In Quirk!, from Gibson’s Games, players of all ages compete to score as many tricks as possible in the style of the classic card game Go Fish! However, where the old favourite is known and loved by many, Quirk mixes things up with a unique rule set that has players acting like the characters on the cards to ask what the other player has.
Without a doubt a favourite among children, Quirk! often leads to a barrel of laughs for all concerned. The premise is very straightforward — each player is dealt three character cards (with green backgrounds) and then the deck is shuffled including all the remaining characters and a smaller range of trick and mischief cards (with the latter being optional).
Then, beginning with the first player, everyone takes turns to imitate one of the characters on a card they have, and in that style, must ask any other player whether they have any cards of that character. For example, if player one is holding a robot, a parrot and a yeti, then they may choose one of those characters and attempt to get cards of that same character from any other player.
Honestly, this is sometimes confusing, sometimes very difficult and almost always quite amusing.
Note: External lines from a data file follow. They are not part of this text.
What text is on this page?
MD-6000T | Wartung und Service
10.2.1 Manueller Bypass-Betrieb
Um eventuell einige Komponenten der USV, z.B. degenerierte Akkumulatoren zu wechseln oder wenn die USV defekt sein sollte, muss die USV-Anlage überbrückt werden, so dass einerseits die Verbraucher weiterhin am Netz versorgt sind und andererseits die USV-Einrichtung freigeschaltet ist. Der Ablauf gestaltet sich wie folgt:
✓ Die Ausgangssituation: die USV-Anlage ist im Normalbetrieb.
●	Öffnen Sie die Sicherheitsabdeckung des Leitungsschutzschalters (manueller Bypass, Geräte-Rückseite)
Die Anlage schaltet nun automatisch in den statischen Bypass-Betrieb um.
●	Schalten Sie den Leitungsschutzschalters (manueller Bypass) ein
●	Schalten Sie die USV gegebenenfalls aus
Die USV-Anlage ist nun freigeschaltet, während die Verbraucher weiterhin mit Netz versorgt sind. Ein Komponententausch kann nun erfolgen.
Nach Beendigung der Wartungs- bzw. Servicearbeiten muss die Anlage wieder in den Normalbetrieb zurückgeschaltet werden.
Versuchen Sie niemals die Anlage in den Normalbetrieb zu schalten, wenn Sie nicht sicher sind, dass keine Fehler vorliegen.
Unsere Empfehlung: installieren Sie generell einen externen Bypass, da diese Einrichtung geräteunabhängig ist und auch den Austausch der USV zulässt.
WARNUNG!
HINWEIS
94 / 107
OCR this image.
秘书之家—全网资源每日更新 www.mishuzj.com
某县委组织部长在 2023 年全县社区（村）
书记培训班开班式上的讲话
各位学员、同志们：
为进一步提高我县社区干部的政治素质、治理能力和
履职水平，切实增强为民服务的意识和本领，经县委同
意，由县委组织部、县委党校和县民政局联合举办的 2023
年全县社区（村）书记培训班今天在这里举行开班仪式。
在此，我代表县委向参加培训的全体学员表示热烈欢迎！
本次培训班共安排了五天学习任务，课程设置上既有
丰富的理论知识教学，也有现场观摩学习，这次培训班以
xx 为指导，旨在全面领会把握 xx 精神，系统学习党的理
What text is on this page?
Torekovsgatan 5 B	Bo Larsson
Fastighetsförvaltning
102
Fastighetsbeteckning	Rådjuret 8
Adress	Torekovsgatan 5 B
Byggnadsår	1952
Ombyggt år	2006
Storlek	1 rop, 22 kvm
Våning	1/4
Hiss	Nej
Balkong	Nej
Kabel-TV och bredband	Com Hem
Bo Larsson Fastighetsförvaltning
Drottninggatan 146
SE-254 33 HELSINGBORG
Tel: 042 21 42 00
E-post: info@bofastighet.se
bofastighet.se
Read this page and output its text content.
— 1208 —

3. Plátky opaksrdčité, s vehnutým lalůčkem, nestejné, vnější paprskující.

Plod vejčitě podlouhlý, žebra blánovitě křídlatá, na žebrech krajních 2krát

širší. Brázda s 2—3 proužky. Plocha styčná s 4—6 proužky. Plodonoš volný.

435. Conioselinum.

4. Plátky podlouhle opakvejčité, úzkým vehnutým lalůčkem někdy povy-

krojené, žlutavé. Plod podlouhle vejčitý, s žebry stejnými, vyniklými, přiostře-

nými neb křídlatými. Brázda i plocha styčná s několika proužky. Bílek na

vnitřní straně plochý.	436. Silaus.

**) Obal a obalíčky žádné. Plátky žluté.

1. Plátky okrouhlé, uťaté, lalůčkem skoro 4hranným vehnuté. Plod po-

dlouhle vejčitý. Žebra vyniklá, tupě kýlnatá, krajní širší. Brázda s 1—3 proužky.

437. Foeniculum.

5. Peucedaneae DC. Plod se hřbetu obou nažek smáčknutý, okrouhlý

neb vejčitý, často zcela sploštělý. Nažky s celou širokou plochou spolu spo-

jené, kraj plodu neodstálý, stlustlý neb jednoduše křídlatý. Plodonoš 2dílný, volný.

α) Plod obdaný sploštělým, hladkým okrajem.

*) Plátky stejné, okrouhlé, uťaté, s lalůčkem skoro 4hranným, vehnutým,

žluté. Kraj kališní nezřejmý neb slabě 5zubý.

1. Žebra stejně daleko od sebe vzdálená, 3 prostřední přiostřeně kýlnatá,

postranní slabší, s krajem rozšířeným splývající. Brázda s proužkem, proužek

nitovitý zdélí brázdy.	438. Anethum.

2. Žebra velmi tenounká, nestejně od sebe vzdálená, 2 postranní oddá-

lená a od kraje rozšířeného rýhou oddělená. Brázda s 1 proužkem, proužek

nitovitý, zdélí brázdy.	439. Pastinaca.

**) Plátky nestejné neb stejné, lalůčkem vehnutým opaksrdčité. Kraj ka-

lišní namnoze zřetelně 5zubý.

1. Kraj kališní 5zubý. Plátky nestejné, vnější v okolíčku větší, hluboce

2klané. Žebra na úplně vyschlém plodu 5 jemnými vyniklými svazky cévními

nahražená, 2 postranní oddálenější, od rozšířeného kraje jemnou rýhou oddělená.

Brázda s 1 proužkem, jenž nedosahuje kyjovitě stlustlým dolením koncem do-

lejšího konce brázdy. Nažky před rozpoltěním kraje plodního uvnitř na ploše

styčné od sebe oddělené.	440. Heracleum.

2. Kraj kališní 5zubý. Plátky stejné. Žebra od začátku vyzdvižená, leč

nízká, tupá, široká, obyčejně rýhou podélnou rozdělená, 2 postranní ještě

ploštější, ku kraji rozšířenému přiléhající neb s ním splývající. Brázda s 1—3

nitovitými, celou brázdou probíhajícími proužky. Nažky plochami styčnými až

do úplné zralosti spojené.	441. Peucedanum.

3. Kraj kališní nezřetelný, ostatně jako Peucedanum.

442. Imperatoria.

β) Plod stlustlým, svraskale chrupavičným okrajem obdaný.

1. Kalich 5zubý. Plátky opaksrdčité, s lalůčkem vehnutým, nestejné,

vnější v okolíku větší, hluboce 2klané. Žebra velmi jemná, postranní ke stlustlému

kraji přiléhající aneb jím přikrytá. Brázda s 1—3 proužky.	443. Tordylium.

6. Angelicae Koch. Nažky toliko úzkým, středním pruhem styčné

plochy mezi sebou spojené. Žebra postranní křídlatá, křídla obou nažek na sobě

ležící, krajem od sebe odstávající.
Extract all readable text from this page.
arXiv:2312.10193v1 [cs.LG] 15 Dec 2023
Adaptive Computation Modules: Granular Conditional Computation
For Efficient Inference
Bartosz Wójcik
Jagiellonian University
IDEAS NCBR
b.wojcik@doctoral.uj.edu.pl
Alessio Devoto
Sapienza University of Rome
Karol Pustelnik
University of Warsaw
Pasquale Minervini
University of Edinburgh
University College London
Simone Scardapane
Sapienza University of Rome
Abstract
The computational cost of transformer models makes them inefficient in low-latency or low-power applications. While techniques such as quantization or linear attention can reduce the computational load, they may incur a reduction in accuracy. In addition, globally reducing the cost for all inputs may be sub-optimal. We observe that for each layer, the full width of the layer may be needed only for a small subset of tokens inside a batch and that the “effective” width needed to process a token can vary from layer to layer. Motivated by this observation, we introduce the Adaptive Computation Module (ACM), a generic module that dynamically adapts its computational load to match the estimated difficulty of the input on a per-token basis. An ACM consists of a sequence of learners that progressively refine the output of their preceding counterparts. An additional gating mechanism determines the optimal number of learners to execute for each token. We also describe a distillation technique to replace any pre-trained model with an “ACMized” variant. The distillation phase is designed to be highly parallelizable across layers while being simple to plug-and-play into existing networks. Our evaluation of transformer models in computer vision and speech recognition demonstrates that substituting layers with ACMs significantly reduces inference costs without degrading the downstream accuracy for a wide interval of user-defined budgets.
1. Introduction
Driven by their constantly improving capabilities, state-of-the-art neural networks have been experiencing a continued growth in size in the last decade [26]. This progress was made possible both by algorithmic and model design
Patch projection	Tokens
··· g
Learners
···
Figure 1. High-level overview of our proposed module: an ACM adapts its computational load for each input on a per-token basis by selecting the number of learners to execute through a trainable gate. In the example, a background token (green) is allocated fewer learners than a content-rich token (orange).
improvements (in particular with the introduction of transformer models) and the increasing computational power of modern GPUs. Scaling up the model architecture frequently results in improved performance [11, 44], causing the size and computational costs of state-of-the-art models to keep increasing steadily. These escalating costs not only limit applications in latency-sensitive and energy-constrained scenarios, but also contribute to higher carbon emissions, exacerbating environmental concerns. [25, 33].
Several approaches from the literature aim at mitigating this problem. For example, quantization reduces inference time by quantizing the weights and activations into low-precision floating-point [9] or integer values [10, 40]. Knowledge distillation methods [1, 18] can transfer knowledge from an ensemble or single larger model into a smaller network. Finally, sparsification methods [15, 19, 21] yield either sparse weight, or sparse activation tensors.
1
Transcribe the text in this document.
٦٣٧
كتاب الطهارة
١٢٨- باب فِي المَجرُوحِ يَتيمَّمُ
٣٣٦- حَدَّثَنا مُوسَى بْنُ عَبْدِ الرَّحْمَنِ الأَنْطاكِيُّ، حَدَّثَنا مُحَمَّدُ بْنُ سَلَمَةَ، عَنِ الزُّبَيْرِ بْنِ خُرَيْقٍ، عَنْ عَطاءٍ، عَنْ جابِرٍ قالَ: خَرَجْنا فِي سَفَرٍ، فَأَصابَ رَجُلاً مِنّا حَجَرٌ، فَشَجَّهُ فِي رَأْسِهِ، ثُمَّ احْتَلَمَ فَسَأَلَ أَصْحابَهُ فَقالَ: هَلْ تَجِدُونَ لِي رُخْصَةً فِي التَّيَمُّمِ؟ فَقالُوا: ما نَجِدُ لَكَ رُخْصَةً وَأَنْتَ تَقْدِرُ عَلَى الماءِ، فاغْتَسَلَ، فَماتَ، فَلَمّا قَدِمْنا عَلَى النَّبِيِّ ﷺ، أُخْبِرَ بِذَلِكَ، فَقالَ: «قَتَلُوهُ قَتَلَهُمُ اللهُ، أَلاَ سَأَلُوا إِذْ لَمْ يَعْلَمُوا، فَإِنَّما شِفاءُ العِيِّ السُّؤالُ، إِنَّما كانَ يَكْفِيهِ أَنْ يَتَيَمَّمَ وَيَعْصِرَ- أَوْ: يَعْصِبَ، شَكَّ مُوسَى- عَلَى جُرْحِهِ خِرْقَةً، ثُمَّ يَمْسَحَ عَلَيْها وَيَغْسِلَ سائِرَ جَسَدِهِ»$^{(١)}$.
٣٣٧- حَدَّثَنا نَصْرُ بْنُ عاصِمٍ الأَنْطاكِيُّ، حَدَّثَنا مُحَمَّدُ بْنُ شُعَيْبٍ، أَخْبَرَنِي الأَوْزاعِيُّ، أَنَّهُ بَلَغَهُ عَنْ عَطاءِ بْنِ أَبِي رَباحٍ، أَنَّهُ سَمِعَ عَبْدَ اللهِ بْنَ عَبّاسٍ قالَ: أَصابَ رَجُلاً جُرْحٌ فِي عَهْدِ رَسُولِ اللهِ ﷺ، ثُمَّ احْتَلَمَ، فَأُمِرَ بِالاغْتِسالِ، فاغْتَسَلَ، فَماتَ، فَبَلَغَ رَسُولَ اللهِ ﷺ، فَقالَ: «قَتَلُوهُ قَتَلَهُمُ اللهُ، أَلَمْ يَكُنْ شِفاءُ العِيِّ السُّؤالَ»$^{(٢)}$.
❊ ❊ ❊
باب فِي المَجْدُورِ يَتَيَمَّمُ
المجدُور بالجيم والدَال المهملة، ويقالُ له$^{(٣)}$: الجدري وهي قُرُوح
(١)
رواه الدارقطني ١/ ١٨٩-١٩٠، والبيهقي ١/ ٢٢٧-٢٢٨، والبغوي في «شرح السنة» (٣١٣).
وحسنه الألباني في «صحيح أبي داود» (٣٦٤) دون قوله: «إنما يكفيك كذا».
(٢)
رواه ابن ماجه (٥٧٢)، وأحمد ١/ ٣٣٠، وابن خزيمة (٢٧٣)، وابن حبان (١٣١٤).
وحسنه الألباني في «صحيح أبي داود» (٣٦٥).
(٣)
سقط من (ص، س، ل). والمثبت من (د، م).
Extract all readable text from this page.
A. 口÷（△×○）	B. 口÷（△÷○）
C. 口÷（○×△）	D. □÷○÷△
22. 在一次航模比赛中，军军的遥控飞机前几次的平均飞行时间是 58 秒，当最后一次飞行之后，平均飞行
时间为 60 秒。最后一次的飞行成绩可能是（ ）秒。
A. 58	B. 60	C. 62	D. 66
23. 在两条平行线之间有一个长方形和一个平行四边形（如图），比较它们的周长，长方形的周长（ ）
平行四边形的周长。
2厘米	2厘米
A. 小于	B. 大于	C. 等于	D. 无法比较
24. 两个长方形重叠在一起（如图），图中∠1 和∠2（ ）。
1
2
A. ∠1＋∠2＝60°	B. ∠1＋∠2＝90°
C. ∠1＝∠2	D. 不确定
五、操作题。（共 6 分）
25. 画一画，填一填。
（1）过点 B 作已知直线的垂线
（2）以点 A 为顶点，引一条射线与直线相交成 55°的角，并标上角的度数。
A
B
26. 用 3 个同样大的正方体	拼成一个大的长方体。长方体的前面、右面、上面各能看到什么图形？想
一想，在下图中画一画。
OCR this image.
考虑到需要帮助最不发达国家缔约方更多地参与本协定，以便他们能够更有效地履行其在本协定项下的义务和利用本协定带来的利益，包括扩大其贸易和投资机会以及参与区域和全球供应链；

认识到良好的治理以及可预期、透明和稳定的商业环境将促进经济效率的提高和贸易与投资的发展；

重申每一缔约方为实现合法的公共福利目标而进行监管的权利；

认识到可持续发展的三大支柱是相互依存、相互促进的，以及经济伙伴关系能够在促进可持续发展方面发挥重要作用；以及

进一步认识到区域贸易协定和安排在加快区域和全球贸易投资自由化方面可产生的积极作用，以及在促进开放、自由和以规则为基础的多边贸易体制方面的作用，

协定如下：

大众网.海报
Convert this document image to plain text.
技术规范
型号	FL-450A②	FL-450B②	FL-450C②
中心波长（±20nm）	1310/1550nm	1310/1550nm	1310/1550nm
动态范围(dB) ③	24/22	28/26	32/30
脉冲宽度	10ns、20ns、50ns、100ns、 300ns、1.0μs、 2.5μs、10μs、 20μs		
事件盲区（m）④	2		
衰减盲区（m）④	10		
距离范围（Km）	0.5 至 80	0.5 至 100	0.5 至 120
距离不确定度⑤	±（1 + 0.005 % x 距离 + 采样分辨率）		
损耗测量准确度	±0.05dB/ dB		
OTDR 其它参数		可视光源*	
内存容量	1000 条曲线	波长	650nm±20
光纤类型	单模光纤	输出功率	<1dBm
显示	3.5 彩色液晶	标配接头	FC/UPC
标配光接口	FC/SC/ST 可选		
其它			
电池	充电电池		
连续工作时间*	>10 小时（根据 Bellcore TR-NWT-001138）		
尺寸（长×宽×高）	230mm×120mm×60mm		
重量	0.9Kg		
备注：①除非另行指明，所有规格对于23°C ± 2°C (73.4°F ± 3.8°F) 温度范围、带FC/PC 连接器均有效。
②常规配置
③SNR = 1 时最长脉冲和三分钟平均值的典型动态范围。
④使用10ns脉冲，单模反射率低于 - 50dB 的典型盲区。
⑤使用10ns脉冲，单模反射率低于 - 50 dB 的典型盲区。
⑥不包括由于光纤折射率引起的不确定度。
You definitely cannot take Quirk! too seriously and it’s often the case that for younger players especially the character voices and use of body language and position can be quite similar, but kids just love this game. For older players, well, the issue can be a willingness to throw themselves into the moment — but it’s more fun when they do!
Whenever a trick of three character cards is assembled, the player will put those three cards in front of them as a “Quirk.” This effectively acts as a point, but there are some cards in the deck that allow other players to steal a Quirk (or to cause mischief, such as banning anyone from making any noise during the turn).
We found most of the mischief cards (which I’ll just mention again are optional) to be quite fun because they changed the rules for everyone, but we found that some of the other “take that” cards (including steal and some of the others which effectively cause a player to skip a go) can reduce the fun level a little bit, so we actually choose to exclude those on some occasions — especially with younger players involved.
The actual components in Quirk! are very straightforward, with just an instruction pamphlet and a deck of cards to contend with. Artwork for the characters is cute and clear, appealing to all players and clearly delineating one character from another. Even excluding the optional Mischief module (or any other subset of cards) is easy due to the colour-coded backgrounds. For example, the characters come in both grey and white-backed variants, with the white ones being easier for players to imitate.
In general, a game like Quirk! is always a worthy addition to the shelves of any family game group. For young children, there’s loads of fun to be had here, whilst for older players the joy will come in seeing the kids have fun, and perhaps joining in with them from time to time. The components are made from good, thick card stock, and the box is small enough to store just about anywhere.
Quirk! Is available now from your friendly local game store.